16 December 2011

The horror

Hearts of Darkness: A Filmmaker's Apocalypse

(1991)
Yeah, yeah, I really needed to use deaccession night to free some space on my DVR hard drive, but the problem is, Netflix won't stop sending me discs. I switched more than a week ago from 1-disc-at-a-time-unlimited to streaming only (same price, $7.99, so you can switch any time without paying more or having to wait 'til the end of a billing period), but since then they've twice sent me discs. And what am I gonna do, send 'em back unwatched? So it's theoretically a bonanza, as I'm getting twice the service I'm paying for, but practically speaking, it's not without its inconvenience--plus, I keep worrying that after the 10 days or whatever passes when I'm obliged to have returned the disc I'd just watched when I switched, they're going to try to charge me 20 bucks or whatever. As I've mentioned before, it's hard being me.

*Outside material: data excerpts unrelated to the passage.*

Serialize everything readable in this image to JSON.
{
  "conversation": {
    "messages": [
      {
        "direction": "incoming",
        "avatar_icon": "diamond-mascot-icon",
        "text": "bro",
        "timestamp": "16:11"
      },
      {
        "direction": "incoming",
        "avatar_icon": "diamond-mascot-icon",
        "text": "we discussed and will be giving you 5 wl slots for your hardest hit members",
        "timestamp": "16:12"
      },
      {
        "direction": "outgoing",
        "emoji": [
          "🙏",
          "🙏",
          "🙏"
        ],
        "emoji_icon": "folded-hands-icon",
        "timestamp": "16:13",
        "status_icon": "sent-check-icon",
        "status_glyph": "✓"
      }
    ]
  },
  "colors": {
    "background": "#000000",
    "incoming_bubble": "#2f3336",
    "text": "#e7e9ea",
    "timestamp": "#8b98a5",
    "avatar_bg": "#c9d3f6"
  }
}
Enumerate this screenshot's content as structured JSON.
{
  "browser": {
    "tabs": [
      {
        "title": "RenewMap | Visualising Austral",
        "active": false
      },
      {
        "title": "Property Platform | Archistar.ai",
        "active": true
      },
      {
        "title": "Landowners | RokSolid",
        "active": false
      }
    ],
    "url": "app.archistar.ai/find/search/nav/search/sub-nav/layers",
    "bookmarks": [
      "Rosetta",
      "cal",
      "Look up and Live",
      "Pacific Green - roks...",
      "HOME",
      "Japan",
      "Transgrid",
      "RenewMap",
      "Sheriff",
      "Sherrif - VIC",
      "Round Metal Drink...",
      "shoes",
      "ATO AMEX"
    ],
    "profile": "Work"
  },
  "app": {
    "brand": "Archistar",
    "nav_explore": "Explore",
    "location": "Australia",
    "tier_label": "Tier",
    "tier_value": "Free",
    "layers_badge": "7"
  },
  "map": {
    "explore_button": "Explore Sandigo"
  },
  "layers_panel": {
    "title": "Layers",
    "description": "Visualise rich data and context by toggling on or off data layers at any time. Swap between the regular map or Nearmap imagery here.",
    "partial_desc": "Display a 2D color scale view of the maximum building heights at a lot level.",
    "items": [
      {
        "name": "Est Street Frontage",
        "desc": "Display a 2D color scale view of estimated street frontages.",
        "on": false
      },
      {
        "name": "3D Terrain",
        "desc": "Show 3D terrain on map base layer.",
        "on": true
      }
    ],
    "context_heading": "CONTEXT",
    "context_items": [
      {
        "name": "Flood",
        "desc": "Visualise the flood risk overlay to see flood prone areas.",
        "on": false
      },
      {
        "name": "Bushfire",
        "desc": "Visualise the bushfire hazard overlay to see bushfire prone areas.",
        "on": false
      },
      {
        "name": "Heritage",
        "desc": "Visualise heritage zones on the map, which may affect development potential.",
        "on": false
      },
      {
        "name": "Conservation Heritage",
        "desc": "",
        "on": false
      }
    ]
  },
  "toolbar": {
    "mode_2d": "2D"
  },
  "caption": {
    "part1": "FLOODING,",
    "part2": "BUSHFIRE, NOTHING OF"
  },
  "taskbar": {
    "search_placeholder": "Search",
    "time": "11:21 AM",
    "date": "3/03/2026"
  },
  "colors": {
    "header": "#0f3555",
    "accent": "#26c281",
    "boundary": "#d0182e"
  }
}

Anyway, life imitates art imitating madness in this documentary--much of the footage shot by Eleanor Coppola--on the making and near-unmaking of Apocalypse Now. It's mostly fascinating, but unsurprisingly, the most riveting section concerns the director's bout with despair over needing to film an ending that he has no clear plan for with an actor whose time on set is limited to 3 weeks (at $1 mil per), who doesn't understand who his character is supposed to be (in part because he has never read Heart of Darkness), and from whom, it develops, a performance can be coaxed only by allowing him to improvise on a series of thematic questions. If you take away nothing else from the film, you'll always be glad you've heard Brando say, "I swallowed a bug."

Oh, and it's also great fun to see little 4- and 6-year-old Sofia.